Setelah tiba di kantin yang cukup ramai padahal ini adalah waku istirahat kedua, aku melihat sekeliling dan menemukan Luca berada di antara teman-temannya yang sedang menongkrong. Luca yang tak banyak gaya. Mereka semua terlihat akrab. Dari semua itu, keberadaan seorang cewek menjadi perhatianku. Bukan hanya aku, tetapi hampir semua yang ada di kantin sepertinya memperhatikan mereka. Di antara cowok-cowok itu, ada seorang cewek yang sedang tertawa manja di samping Mahardika. Posisi cewek itu dan Mahardika begitu dekat sampai lengan mereka saling berdempetan. Meski Mahardika tak memperlihatkan ekspresi apa-apa, tetapi dia membiarkan cewek itu berdekatan dengannya.
Bagaimana mungkin Zoey asli tidak mengamuk melihat pemandangan seperti ini?
"Wah, bikin emosi," bisik Alanna, geregetan.
"Ingat, enggak usah peduliin dia dan ceweknya," kataku sambil belangkah.
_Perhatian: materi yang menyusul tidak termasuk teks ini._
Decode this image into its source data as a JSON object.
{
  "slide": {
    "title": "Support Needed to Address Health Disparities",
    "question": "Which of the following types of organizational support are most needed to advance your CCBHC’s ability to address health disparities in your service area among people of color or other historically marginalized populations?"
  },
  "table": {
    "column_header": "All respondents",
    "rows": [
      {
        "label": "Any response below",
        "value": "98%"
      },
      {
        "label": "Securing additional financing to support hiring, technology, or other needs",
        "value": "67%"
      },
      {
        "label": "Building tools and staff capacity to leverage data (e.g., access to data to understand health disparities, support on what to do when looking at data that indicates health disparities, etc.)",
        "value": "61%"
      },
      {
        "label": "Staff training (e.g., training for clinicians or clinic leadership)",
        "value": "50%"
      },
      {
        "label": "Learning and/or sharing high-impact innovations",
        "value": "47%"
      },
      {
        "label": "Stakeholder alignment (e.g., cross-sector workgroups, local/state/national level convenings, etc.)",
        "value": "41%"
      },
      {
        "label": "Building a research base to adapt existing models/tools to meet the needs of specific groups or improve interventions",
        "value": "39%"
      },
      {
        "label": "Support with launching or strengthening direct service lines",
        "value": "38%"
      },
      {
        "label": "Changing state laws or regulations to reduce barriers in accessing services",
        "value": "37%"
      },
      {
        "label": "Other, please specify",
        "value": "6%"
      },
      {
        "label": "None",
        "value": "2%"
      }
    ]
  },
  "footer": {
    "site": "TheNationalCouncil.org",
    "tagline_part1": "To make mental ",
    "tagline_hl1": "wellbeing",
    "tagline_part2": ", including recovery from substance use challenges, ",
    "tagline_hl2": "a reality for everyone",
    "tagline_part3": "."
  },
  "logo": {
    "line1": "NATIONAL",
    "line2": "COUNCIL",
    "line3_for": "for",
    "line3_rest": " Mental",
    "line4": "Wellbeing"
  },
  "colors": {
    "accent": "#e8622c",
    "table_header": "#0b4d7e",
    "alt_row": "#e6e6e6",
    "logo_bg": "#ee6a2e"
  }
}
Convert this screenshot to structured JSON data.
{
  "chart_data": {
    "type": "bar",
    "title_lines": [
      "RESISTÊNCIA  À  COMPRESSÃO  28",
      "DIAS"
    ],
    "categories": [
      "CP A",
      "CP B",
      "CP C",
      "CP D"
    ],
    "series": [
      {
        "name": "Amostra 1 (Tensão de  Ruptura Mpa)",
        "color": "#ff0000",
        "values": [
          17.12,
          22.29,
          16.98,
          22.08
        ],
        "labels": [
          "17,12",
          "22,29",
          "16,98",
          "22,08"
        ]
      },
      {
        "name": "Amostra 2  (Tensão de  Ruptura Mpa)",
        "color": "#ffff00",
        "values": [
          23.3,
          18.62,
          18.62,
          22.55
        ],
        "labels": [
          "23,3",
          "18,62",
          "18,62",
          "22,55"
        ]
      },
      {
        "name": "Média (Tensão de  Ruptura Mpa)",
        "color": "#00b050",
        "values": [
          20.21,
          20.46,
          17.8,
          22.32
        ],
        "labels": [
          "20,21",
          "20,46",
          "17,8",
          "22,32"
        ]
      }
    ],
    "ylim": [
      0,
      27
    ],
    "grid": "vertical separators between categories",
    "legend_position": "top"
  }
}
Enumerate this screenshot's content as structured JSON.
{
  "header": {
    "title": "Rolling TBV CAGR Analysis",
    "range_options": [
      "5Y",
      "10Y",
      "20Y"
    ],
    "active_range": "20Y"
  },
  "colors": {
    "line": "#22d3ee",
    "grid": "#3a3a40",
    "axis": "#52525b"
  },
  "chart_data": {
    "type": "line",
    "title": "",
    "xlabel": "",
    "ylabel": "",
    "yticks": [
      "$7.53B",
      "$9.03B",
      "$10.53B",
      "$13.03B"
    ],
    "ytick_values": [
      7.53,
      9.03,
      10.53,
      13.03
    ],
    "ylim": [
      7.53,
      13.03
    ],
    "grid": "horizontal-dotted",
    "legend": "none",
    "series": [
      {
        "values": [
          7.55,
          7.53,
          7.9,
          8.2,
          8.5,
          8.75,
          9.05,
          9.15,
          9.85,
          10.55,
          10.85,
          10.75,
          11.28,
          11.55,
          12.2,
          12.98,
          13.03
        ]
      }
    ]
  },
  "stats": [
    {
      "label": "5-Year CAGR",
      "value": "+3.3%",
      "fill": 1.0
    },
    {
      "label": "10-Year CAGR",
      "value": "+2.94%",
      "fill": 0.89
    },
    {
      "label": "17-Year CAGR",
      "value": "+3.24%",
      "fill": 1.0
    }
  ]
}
"Oke, bagian dari rencana, ya? Dengan cara masa bodo dengan apa yang dia lakuin dan fokus seluruhnya pada Luca!" bisik Alanna, berseru. Dia menoleh sebentar ke belakang. "Si Chessa dan Haira lagi siapin makanan buat lunch."
"Bagus." Perutku juga sudah keroncongan. Metabolisme Zoey benar-benar cepat. Aku berhenti di dekat Luca yang duduk paling ujung. Cowok-cowok yang tadinya berisik dan tertawa-tawa, entah membicarakan apa, tiba-tiba terdiam karena keberadaanku. Tak peduli dengan Mahardika, aku justru fokus pada Luca yang menatapku sambil menaikkan alis. Aku menaruh kertas-kertas soal tersebut di atas mejanya.
"Gue bisa selesaiin dalam beberapa jam. Enggak perlu nunggu besok." Luca menatap lembaran soal. Matanya bergerak, sepertinya sedang mengamati jawaban-jawabanku di beberapa soal terakhir yang berada di lembaran pertama. "So, bisa kan gue jadi salah satu anggota klub belajar lo?"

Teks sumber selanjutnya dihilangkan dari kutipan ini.